Company out to fill gap in chargemaster training
Company out to fill gap in chargemaster training
Job is full of bear traps
Managing a hospital’s chargemaster — where every service the hospital gets paid for is listed — is a patient financial services job that is rule-oriented, fraught with compliance challenges, and "full of bear traps," says Jack Duffy, FHFMA, director and founder of Integrated Revenue Management (IRM), Carlsbad, CA. But despite extensive research, Duffy notes, he found no training program in the entire country that prepares an individual to be competent in that area. That will change in July, he says, with the introduction of the Chargemaster Institute of America, an enterprise that will be a business partner with IRM.

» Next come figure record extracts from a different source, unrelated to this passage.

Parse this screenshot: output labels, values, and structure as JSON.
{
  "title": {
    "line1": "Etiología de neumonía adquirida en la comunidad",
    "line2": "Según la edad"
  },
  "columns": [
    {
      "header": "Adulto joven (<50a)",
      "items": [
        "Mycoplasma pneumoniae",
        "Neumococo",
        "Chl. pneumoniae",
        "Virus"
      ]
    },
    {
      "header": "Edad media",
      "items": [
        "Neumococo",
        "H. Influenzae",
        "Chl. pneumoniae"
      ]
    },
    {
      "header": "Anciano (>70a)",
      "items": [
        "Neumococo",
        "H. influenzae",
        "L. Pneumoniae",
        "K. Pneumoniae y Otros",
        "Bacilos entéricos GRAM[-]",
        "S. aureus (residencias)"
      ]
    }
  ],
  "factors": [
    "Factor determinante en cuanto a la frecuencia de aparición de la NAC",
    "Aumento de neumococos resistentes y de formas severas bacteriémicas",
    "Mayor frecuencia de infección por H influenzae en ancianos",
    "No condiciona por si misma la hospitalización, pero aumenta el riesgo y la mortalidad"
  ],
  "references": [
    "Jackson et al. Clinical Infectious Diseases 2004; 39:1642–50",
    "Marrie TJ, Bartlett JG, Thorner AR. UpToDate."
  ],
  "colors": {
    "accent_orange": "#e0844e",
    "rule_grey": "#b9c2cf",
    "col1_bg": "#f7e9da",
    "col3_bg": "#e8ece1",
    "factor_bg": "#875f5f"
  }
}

That situation can be looked at as a microcosm of the state of the art of training in the world of health care revenue management, Duffy suggests. "You can get in so much trouble, so fast, with [inadequate management of] the chargemaster. Every dollar of revenue goes through it," he adds. "In the future, every account will be scrutinized by the Health Care Financing Administration [HCFA], and the intersection between the contract and the chargemaster will determine the success of hospitals."
After interviewing a man who worked for a 932-bed hospital that was a potential IRM client, Duffy notes, he discovered that although the individual had responsibility for the chargemaster, he spent only 20% of his job time on that task. Considering that the organization’s chargemaster included 72,000 items, Duffy adds, "We said, How can you be effective?’ He said, I really can’t.’ We asked, How were you trained?’ He said, I wasn’t.’ He was very bright, but he had no support, and limited time compared to his responsibilities."
To date, Duffy points out, a hospital’s option for cleaning up its chargemaster and bringing it up to date and into compliance has been to hire a consulting firm, which in turn recruits a coder. "That coder will come in and test the chargemaster against some kind of standard [and bring it up to speed]. The fee for that will be $100,000, and on the day they finish, the chargemaster become obsolete."
The Chargemaster Institute’s approach, in contrast, will be to train a person from the hospital — during a three-week intensive in Carlsbad — on the sophisticated software associated with the chargemaster, he says. As part of the training, that individual will bring the chargemaster up to the industry standard, and will learn how to keep it up to standard, Duffy adds.
The new CPT (common procedure terminology) codes are published annually, he notes, and all graduates of the Chargemaster Institute will come together to install those codes for their organizations. The cost for the entire training cycle will be $19,500, Duffy says.
"These people [who work with chargemasters] are islands of information," he notes. "There is no professional organization that supports that. Some of what they do will be very routine — add a new code, make a procedure change. Some of it will be highly sophisticated, where you get into multi-tiered discussions with HCFA, [as in], The physician wants to do this. How do I do it?’ You can find a new opportunity at every turn."